Friday, 1 May 2020

May Day Memories


Facebook threw up this five year old memory yesterday

Now there's a thing!
I've just had a 'phonecall from BBC Radio Newcastle asking about dancing at dawn on Town Moor.  I'm obviously on someone's contacts list.
The young man asked the question "But why do they dance so early?"
To which the only reply could be "Because that's when the sun comes up"



There was no Dancing and Dawn on the Town Moor today, for the first time since 1978.

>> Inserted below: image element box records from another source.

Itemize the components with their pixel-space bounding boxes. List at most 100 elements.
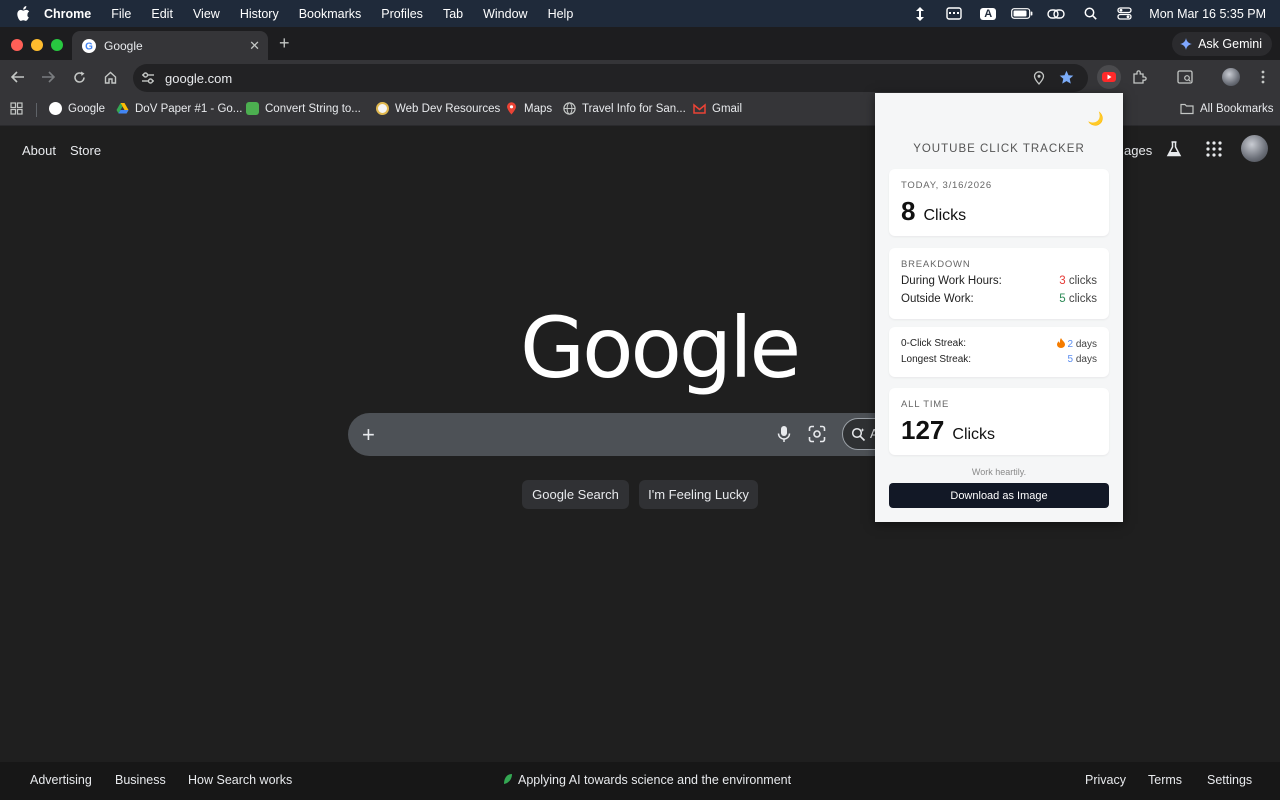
- menu-app-chrome[interactable]: Chrome: [44, 7, 91, 21]
- outside-work-row: Outside Work: 5 clicks: [901, 293, 1097, 305]
- menu-view[interactable]: View: [193, 7, 220, 21]
- bookmark-google[interactable]: Google: [49, 102, 105, 115]
- youtube-click-tracker-popup: 🌙 YOUTUBE CLICK TRACKER TODAY, 3/16/2026…: [875, 93, 1123, 522]
- back-arrow-icon[interactable]: [9, 68, 27, 86]
- web-dev-favicon-icon: [376, 102, 389, 115]
- store-link[interactable]: Store: [70, 143, 101, 158]
- menu-bar-clock[interactable]: Mon Mar 16 5:35 PM: [1149, 7, 1266, 21]
- reading-mode-icon[interactable]: [1173, 65, 1197, 89]
- labs-flask-icon[interactable]: [1165, 140, 1183, 158]
- forward-arrow-icon[interactable]: [39, 68, 57, 86]
- footer-business-link[interactable]: Business: [115, 773, 166, 787]
- footer-terms-link[interactable]: Terms: [1148, 773, 1182, 787]
- download-as-image-button[interactable]: Download as Image: [889, 483, 1109, 508]
- add-attachment-icon[interactable]: +: [362, 422, 375, 448]
- address-bar[interactable]: google.com: [133, 64, 1088, 92]
- keyboard-window-icon[interactable]: [943, 6, 965, 22]
- menu-history[interactable]: History: [240, 7, 279, 21]
- tab-google[interactable]: G Google ✕: [72, 31, 268, 60]
- extensions-puzzle-icon[interactable]: [1128, 65, 1152, 89]
- footer-sustainability-label: Applying AI towards science and the envi…: [518, 773, 792, 787]
- motto-text: Work heartily.: [971, 467, 1027, 477]
- bookmark-label: Google: [68, 102, 106, 115]
- work-hours-label: During Work Hours:: [901, 275, 1002, 287]
- menu-help[interactable]: Help: [548, 7, 574, 21]
- address-url[interactable]: google.com: [165, 71, 232, 86]
- chrome-menu-kebab-icon[interactable]: [1251, 65, 1275, 89]
- outside-work-count: 5: [1059, 293, 1066, 305]
- menu-file[interactable]: File: [111, 7, 131, 21]
- spotlight-search-icon[interactable]: [1079, 6, 1101, 22]
- home-icon[interactable]: [101, 68, 119, 86]
- all-time-caption: ALL TIME: [901, 399, 950, 410]
- control-center-icon[interactable]: [1113, 6, 1135, 22]
- footer-sustainability-link[interactable]: Applying AI towards science and the envi…: [503, 773, 791, 787]
- profile-avatar-icon[interactable]: [1219, 65, 1243, 89]
- bookmark-gmail[interactable]: Gmail: [693, 102, 742, 115]
- apple-logo-icon[interactable]: [16, 5, 30, 22]
- footer-settings-link[interactable]: Settings: [1207, 773, 1252, 787]
- zero-click-streak-row: 0-Click Streak: 2 days: [901, 338, 1097, 350]
- google-search-box[interactable]: + A: [348, 413, 932, 456]
- bookmark-label: DoV Paper #1 - Go...: [135, 102, 243, 115]
- about-link[interactable]: About: [22, 143, 56, 158]
- bookmark-travel-info[interactable]: Travel Info for San...: [563, 102, 686, 115]
- longest-streak-unit: days: [1075, 354, 1097, 365]
- menu-profiles[interactable]: Profiles: [381, 7, 423, 21]
- location-pin-icon[interactable]: [1032, 71, 1046, 85]
- battery-icon[interactable]: [1011, 6, 1033, 22]
- input-source-icon[interactable]: A: [977, 6, 999, 22]
- browser-toolbar: google.com: [0, 60, 1280, 94]
- bookmark-convert-string[interactable]: Convert String to...: [246, 102, 361, 115]
- bookmark-label: Convert String to...: [265, 102, 361, 115]
- menu-tab[interactable]: Tab: [443, 7, 463, 21]
- footer-advertising-link[interactable]: Advertising: [30, 773, 92, 787]
- images-link[interactable]: ages: [1124, 143, 1152, 158]
- site-info-tune-icon[interactable]: [141, 71, 155, 85]
- window-minimize-button[interactable]: [31, 39, 43, 51]
- gemini-sparkle-icon: [1180, 38, 1193, 50]
- feeling-lucky-button[interactable]: I'm Feeling Lucky: [639, 480, 758, 509]
- zero-click-streak-label: 0-Click Streak:: [901, 338, 967, 349]
- input-source-label: A: [980, 7, 997, 20]
- ask-gemini-button[interactable]: Ask Gemini: [1172, 32, 1272, 56]
- window-zoom-button[interactable]: [51, 39, 63, 51]
- google-lens-icon[interactable]: [808, 425, 826, 443]
- voice-search-mic-icon[interactable]: [776, 425, 792, 443]
- google-search-button[interactable]: Google Search: [522, 480, 629, 509]
- reload-icon[interactable]: [70, 68, 88, 86]
- youtube-tracker-extension-icon[interactable]: [1097, 65, 1121, 89]
- breakdown-card: BREAKDOWN During Work Hours: 3 clicks Ou…: [889, 248, 1109, 319]
- bookmark-maps[interactable]: Maps: [505, 102, 552, 115]
- all-bookmarks-folder[interactable]: All Bookmarks: [1180, 102, 1274, 115]
- menu-edit[interactable]: Edit: [151, 7, 173, 21]
- window-close-button[interactable]: [11, 39, 23, 51]
- google-drive-icon: [116, 103, 129, 114]
- outside-work-unit: clicks: [1068, 293, 1097, 305]
- tab-close-icon[interactable]: ✕: [249, 38, 260, 54]
- bookmark-web-dev-resources[interactable]: Web Dev Resources: [376, 102, 500, 115]
- work-hours-count: 3: [1059, 275, 1066, 287]
- flame-icon: [1056, 338, 1065, 348]
- footer-privacy-link[interactable]: Privacy: [1085, 773, 1126, 787]
- bookmark-dov-paper[interactable]: DoV Paper #1 - Go...: [116, 102, 242, 115]
- longest-streak-value: 5 days: [1068, 354, 1097, 365]
- maps-pin-icon: [507, 102, 516, 115]
- account-avatar[interactable]: [1241, 135, 1268, 162]
- bookmark-label: Gmail: [712, 102, 743, 115]
- menu-bookmarks[interactable]: Bookmarks: [299, 7, 362, 21]
- tab-strip: G Google ✕ + Ask Gemini: [0, 27, 1280, 60]
- gmail-icon: [693, 103, 706, 114]
- bookmark-star-icon[interactable]: [1059, 70, 1074, 85]
- apps-shortcut-icon[interactable]: [10, 102, 23, 115]
- google-logo: Google: [520, 299, 801, 397]
- google-apps-grid-icon[interactable]: [1205, 140, 1223, 158]
- link-icon[interactable]: [1045, 6, 1067, 22]
- convert-tool-icon: [246, 102, 259, 115]
- new-tab-icon[interactable]: +: [279, 33, 290, 54]
- audio-arrows-icon[interactable]: [909, 6, 931, 22]
- dark-mode-moon-icon[interactable]: 🌙: [1088, 111, 1104, 127]
- footer-how-search-works-link[interactable]: How Search works: [188, 773, 292, 787]
- menu-window[interactable]: Window: [483, 7, 527, 21]
- today-caption: TODAY, 3/16/2026: [901, 180, 992, 191]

According to an aged Kingsman of my acquaintance, who was there at the time, the tradition started when the first Monday in May was declared a Bank Holiday as part of the Queen’s Sliver Jubilee Celebrations.  At that time most of the Newcastle Kingsmen were students, or recent post-graduates, at the University of Newcastle upon Tyne.  From their start in Rag Week 1949 the team always danced in the Quad at noon on May Day.  By the 1970s they had developed the habit of going on crawls around pubs, dancing and collecting money; an old rapper tradition.  After a crawl they would return to someone’s flat to count the money and carry on drinking and talking into the wee small hours.   
One night someone noticed the date and the fact it was nearly dawn and they had the bright idea of walking out to where the paths cross on Town Moor and dancing the sun up.  They have carried on ever since in sun, rain, fog and occasionally snow.

Within a couple of years they were joined by Tyne Bridge Women’s Morris, Sandgate Morris and other local teams who could drum up enough people prepared to rise at 4am, or stay up all night.  Other people get to hear about it and tag along, some a little the worse for wear from staying up all night.

Dancing at Dawn takes place from around 5am on 1st May irrespective of whether that is the Bank Holiday or not.  Because if it’s not the first of May then it’s not May Day.

I became aware of the tradition in 1980 when I was going out with a Kingsman and he and a friend stayed over in my flat because it was closer to the Moor than theirs.  The friend was impressed that I got up at 4 to make them coffee, before going back to bed.  I didn’t actually take part myself until I joined Sandgate Morris in 1990, and went with my first/late husband Phil on 1st May 1991. 

There are two ways of getting to the Moor from here.  You can turn left at the Blue House roundabout then right at Barras Bridge.  Or go across the roundabout and up Grandstand Road, which takes you right around the Moor.  Phil took the latter route.
“You’re going the wrong way” says I.
“No.  I’m going my way” he replied.
His way took us under the footbridge over Central Motorway East where the Kingsmen congregate prior to processing (Royton) to the middle of the Moor. 
Ghostly figures, some with flowery hats, mistily waving at anyone tooting them.

Phil was well enough to do the Moor in 1992.   
Later that day he had a scan to see whether removing a tumour the previous October had taken all the cancer away.   
It hadn’t.  
There were spots on his liver.   
Five months later he was dead.

I went back to Sandgate Morris and pushed for us to Dance at Dawn.  
On May Day 1993 I got up at 4 and had coffee and ginger biscuits alone.   
I got into my new Metro Rover.   
I turned on the cassette. 
Free’s All Right Now came out through the speakers.
One of the songs Phil and his mate George Welch performed as The Cheap Sunglasses Serendares.
He played the guitar solo whilst George held the rythm on the bass.  
I saw him in my minds eye at one of their Sunday lunchtime gigs in the Broken Doll.
It felt like he was with me.
“All right now, baby, it’s all right now”
A lump rose in my throat.

I didn’t turn it off.
I clenched my teeth and, chin up shoulders back (as my Dad used to say), drove, possibly a little above the speed limit, Phil’s way to the Moor.
Fortunately there were no speed cameras operating at 4.15am in those days.

I drove Phil’s way to the Moor almost every year after, with and without Fester or one of the boys, until I stopped dancing in 2013.